I have many framed prints (not owned by me, unfortunately) that are on the wall above my computer and that I look at all the time. Irving Penn, Sarah Moon, Imogen Cunningham, Robert Parke-Harrison, Kenro Izu, Sheila Metzner, Frederick H. Evans amongst others. It hasn’t gone unnoticed either, that the print that hangs above the Epson printer, and the one I look at every day as I wait for the printer to output my digital negatives, is a Robert Parke-Harrison print titled “The Waiting.”
Books are very important to me too, although most of my treasured books are at home and I bring them in as necessary.
Do you have any favorite tools in your work space?
I love combining 21st century technology with that of the 1800s, so I have a RAID setup, for storing image files, sitting under a platinum print of Imogen Cunningham’s along with a cast iron book press from the 1800s.
The one tool I use every day though, and because of which it must be my favourite, is my Mac Pro, because without digital technology I’d be lost. However an image is made, digitally or with film (I still prefer to use film most of the time) everything printed in platinum or polymergravure goes through Photoshop at some point.
My silver prints are still made the traditional way with an enlarger and chemistry in the darkroom though and I’m very attached to my set of dodgers that I still use and have been with me for over 35 years and five darkrooms.
The studio has a great stereo setup and I usually need music around me. I also keep up to date with things happening back in Britain by streaming BBC Radio 4, which has great documentaries and plays. Again, only possible because of digital technology and the computer. Did I mention the espresso machine?
How did you set up your space to accommodate the different media and techniques that you use?
The darkroom was originally designed solely for platinum printing, but over the years it has morphed into what it is today through natural progression. Gelatin-silver printing was quickly added, then polymergravure and finally gum dichromate. Bookbinding and portfolio case-making also requires space and equipment but fortunately not in the darkroom.
If there was one thing you could change about your space what would it be?
The answer is probably the same as everyone else’s; I’d like it to be slightly bigger. Having said that, I’ve worked in some very large darkrooms and hated the experience! I prefer the intimacy and comfort of working in a smaller room with good safelighting and music.
How do you keep track of all of your ideas?
I love technology, as I’ve mentioned, but I’m also one for a good Moleskin book (only squared, mind you) and a fountain pen. I much prefer paper and pen. I do use the software Omnifocus to keep my work, clients’ work and projects organized though, and that syncs across all my devices, Mac Pro, MacBook Pro and iPhone, so I’m up to date and can make notes wherever I may be, with or without notebook.

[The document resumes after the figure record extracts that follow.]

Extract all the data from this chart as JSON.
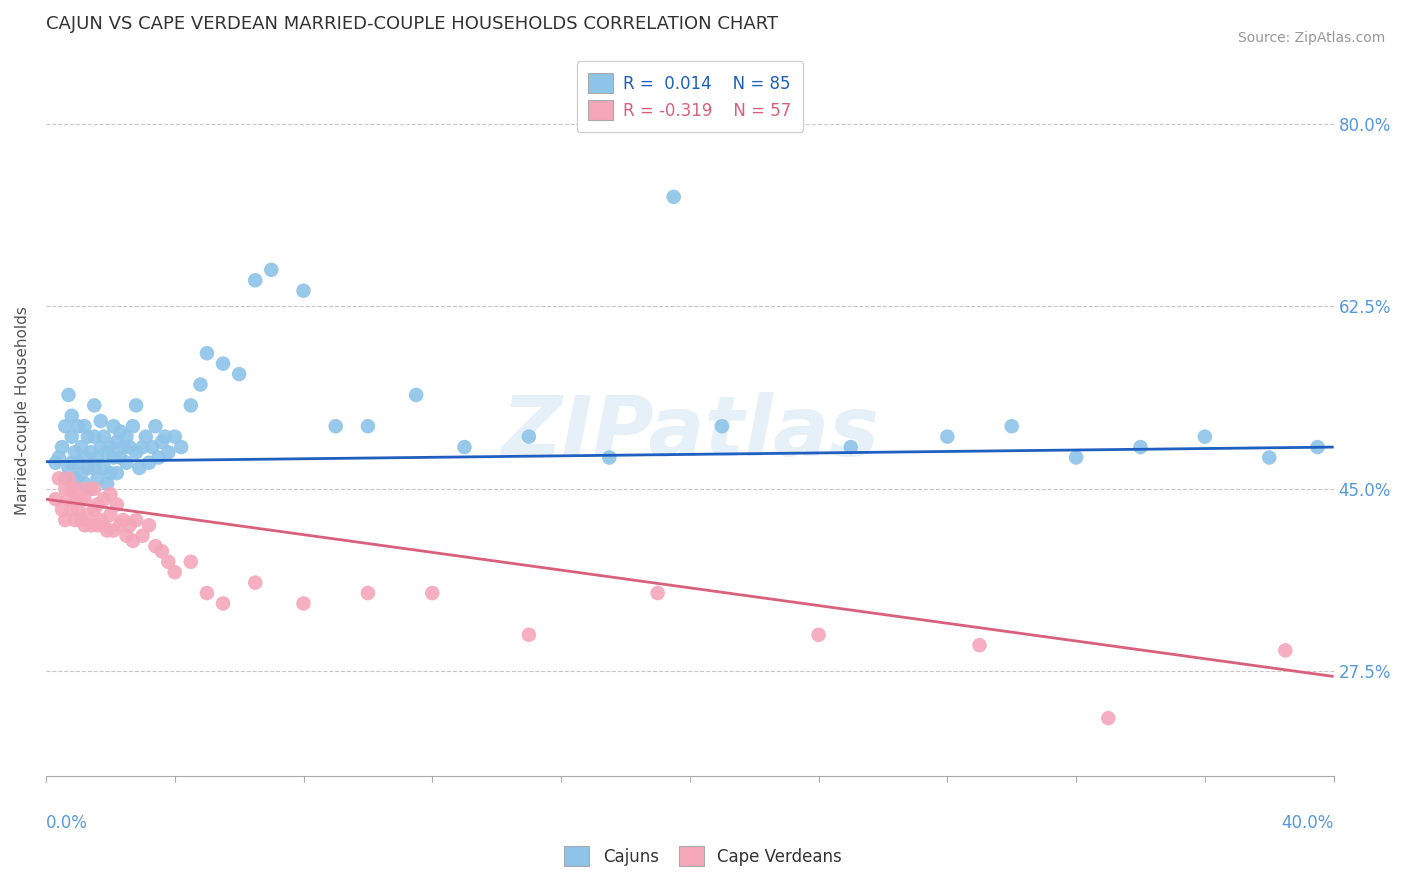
{
  "title": "CAJUN VS CAPE VERDEAN MARRIED-COUPLE HOUSEHOLDS CORRELATION CHART",
  "source": "Source: ZipAtlas.com",
  "ylabel": "Married-couple Households",
  "yticks": [
    "27.5%",
    "45.0%",
    "62.5%",
    "80.0%"
  ],
  "ytick_vals": [
    0.275,
    0.45,
    0.625,
    0.8
  ],
  "xmin": 0.0,
  "xmax": 0.4,
  "ymin": 0.175,
  "ymax": 0.875,
  "cajun_color": "#8EC4E8",
  "cape_color": "#F4A7B9",
  "cajun_line_color": "#1F5FBF",
  "cape_line_color": "#D9607A",
  "watermark_text": "ZIPatlas",
  "cajun_line_x0": 0.0,
  "cajun_line_x1": 0.4,
  "cajun_line_y0": 0.476,
  "cajun_line_y1": 0.49,
  "cape_line_x0": 0.0,
  "cape_line_x1": 0.4,
  "cape_line_y0": 0.44,
  "cape_line_y1": 0.27,
  "cajun_scatter_x": [
    0.003,
    0.004,
    0.005,
    0.006,
    0.006,
    0.007,
    0.007,
    0.008,
    0.008,
    0.008,
    0.009,
    0.009,
    0.01,
    0.01,
    0.011,
    0.011,
    0.012,
    0.012,
    0.012,
    0.013,
    0.013,
    0.014,
    0.014,
    0.015,
    0.015,
    0.015,
    0.016,
    0.016,
    0.017,
    0.017,
    0.018,
    0.018,
    0.019,
    0.019,
    0.02,
    0.02,
    0.021,
    0.021,
    0.022,
    0.022,
    0.023,
    0.023,
    0.024,
    0.025,
    0.025,
    0.026,
    0.027,
    0.028,
    0.028,
    0.029,
    0.03,
    0.031,
    0.032,
    0.033,
    0.034,
    0.035,
    0.036,
    0.037,
    0.038,
    0.04,
    0.042,
    0.045,
    0.048,
    0.05,
    0.055,
    0.06,
    0.065,
    0.07,
    0.08,
    0.09,
    0.1,
    0.115,
    0.13,
    0.15,
    0.175,
    0.21,
    0.25,
    0.28,
    0.3,
    0.32,
    0.34,
    0.36,
    0.38,
    0.395,
    0.195
  ],
  "cajun_scatter_y": [
    0.475,
    0.48,
    0.49,
    0.46,
    0.51,
    0.47,
    0.54,
    0.5,
    0.475,
    0.52,
    0.46,
    0.485,
    0.475,
    0.51,
    0.465,
    0.49,
    0.455,
    0.48,
    0.51,
    0.47,
    0.5,
    0.45,
    0.485,
    0.47,
    0.5,
    0.53,
    0.46,
    0.48,
    0.49,
    0.515,
    0.47,
    0.5,
    0.455,
    0.485,
    0.465,
    0.49,
    0.48,
    0.51,
    0.465,
    0.495,
    0.48,
    0.505,
    0.49,
    0.475,
    0.5,
    0.49,
    0.51,
    0.485,
    0.53,
    0.47,
    0.49,
    0.5,
    0.475,
    0.49,
    0.51,
    0.48,
    0.495,
    0.5,
    0.485,
    0.5,
    0.49,
    0.53,
    0.55,
    0.58,
    0.57,
    0.56,
    0.65,
    0.66,
    0.64,
    0.51,
    0.51,
    0.54,
    0.49,
    0.5,
    0.48,
    0.51,
    0.49,
    0.5,
    0.51,
    0.48,
    0.49,
    0.5,
    0.48,
    0.49,
    0.73
  ],
  "cape_scatter_x": [
    0.003,
    0.004,
    0.005,
    0.006,
    0.006,
    0.007,
    0.007,
    0.008,
    0.008,
    0.009,
    0.009,
    0.01,
    0.01,
    0.011,
    0.011,
    0.012,
    0.012,
    0.013,
    0.013,
    0.014,
    0.015,
    0.015,
    0.016,
    0.016,
    0.017,
    0.018,
    0.018,
    0.019,
    0.02,
    0.02,
    0.021,
    0.022,
    0.023,
    0.024,
    0.025,
    0.026,
    0.027,
    0.028,
    0.03,
    0.032,
    0.034,
    0.036,
    0.038,
    0.04,
    0.045,
    0.05,
    0.055,
    0.065,
    0.08,
    0.1,
    0.12,
    0.15,
    0.19,
    0.24,
    0.29,
    0.33,
    0.385
  ],
  "cape_scatter_y": [
    0.44,
    0.46,
    0.43,
    0.45,
    0.42,
    0.44,
    0.46,
    0.43,
    0.45,
    0.42,
    0.44,
    0.43,
    0.45,
    0.42,
    0.44,
    0.415,
    0.44,
    0.425,
    0.45,
    0.415,
    0.43,
    0.45,
    0.415,
    0.435,
    0.42,
    0.415,
    0.44,
    0.41,
    0.425,
    0.445,
    0.41,
    0.435,
    0.415,
    0.42,
    0.405,
    0.415,
    0.4,
    0.42,
    0.405,
    0.415,
    0.395,
    0.39,
    0.38,
    0.37,
    0.38,
    0.35,
    0.34,
    0.36,
    0.34,
    0.35,
    0.35,
    0.31,
    0.35,
    0.31,
    0.3,
    0.23,
    0.295
  ]
}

This probably makes me sound organized, but in reality it’s likely a futile attempt by me to be more so.
What is on your desk right now?
Probably more than there should be. I’m definitely not one of those clean desk/clean mind freaks. On my computer desk in the studio I have several books including Instant Light – Tarkovsky Polaroids, which I find inspiration in, The Intimate World of Josef Sudek, the catalog to an upcoming Josef Sudek exhibition in Canada, some magnesium dies, USB flash drives, small-scale book dummies and a pile of miscellaneous paperwork. And lots of Palomino Blackwing pencils – Best pencil ever.
In the darkroom I have more books, test prints, match prints, labnotes and negatives for projects I’m working on, some intriguing rocks I’ve picked up on the North Shore of Lake Superior and more Blackwing pencils. And, ironically, The Death of Photography, a catalogue from a past show at the Bulger Gallery in Toronto.
Does your space inspire you?
Yes, of course! I wouldn’t be able to work easily or creatively if it didn’t. My darkroom has always been a comfort to me and a place that makes me feel good.
Thank you Keith for sharing your workspace.